StableDiffusionControlNetImg2ImgPipeline can't follow pipeline parameters to control the size of output

sunhaozhepy commented 8 months ago

Describe the bug

I wish to turn an image of resolution 512x631 into a new image of the same resolution. It is vital that they should have the same resolution, otherwise I can't use them in downstream tasks. And the StableDiffusionControlNetImg2ImgPipeline keeps returning images of resolution 512x624, regardless of whether I tell the model to output 512x631 when calling the pipeline.

Reproduction

vae = AutoencoderKL.from_pretrained("stabilityai/sd-vae-ft-mse", torch_dtype=torch.float16).to("cuda")
# I think the controlnet bit is irrelevant, but I still put the code here so that we could better figure out what is going wrong
controlnet = ControlNetModel.from_pretrained("controlnet_celeba_hq", torch_dtype=torch.float16).to("cuda")

pipeline = StableDiffusionControlNetImg2ImgPipeline.from_pretrained("SG161222/Realistic_Vision_V5.1_noVAE", torch_dtype=torch.float16, safety_checker=None, controlnet=controlnet).to("cuda")
pipeline.vae = vae
pipeline.scheduler = DPMSolverMultistepScheduler.from_config(pipeline.scheduler.config)

pipeline.load_lora_weights("./lkw-lora-sd-v1-5")

prompt = "a man with a blue shirt"
negative_prompt = "(deformed iris, deformed pupils, semi-realistic, cgi, 3d, render, sketch, cartoon, drawing, anime:1.4), text, close up, cropped, out of frame, worst quality, low quality, jpeg artifacts, ugly, duplicate, morbid, mutilated, extra fingers, mutated hands, poorly drawn hands, poorly drawn face, mutation, deformed, blurry, dehydrated, bad anatomy, bad proportions, extra limbs, cloned face, disfigured, gross proportions, malformed limbs, missing arms, missing legs, extra arms, extra legs, fused fingers, too many fingers, long neck"

strength = 0.3

img = Image.open("test.png")

landmarks = get_landmarks(img)
condition_image = get_condition_image(landmarks, size=img.size)

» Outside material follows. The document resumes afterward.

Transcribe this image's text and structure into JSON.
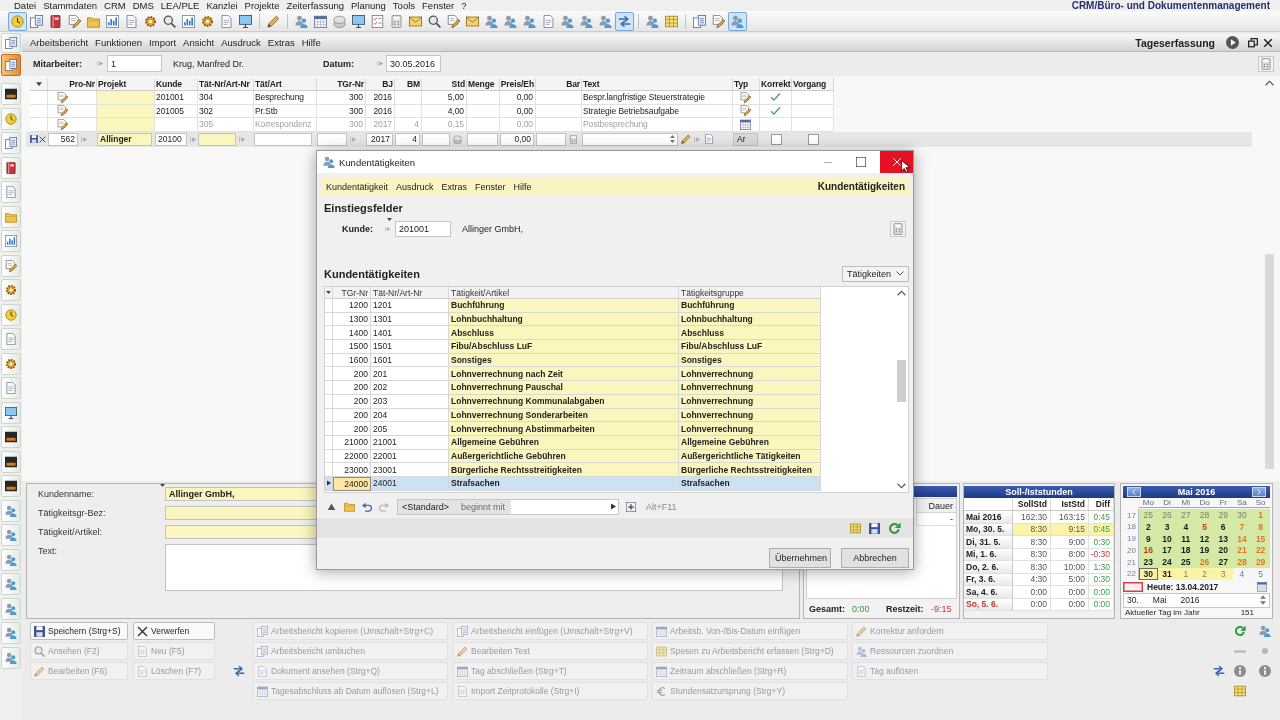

output = pipeline(prompt, image=img, control_image=condition_image, strength=strength, negative_prompt=negative_prompt, num_inference_steps=30, guidance_scale=5, height=631, width=512, cross_attention_kwargs={"scale": 1}).images[0]

Logs

No response

System Info

diffusers version: 0.24.0
Platform: Linux-5.4.15-1.el7.elrepo.x86_64-x86_64-with-glibc2.27
Python version: 3.11.4
PyTorch version (GPU?): 2.1.0+cu121 (True)
Huggingface_hub version: 0.20.1
Transformers version: 4.35.0.dev0
Accelerate version: 0.23.0
xFormers version: not installed
Using GPU in script?: Yes
Using distributed or parallel set-up in script?: No

Who can help?

@sayakpaul @patrickvonplaten

sayakpaul commented 8 months ago

Even if the reproducible code snippet doesn't matter, consider providing a more complete and minimal reproducible snippet. In your case, there are multiple unknowns such as: get_landmarks(), ./lkw-lora-sd-v1-5, etc.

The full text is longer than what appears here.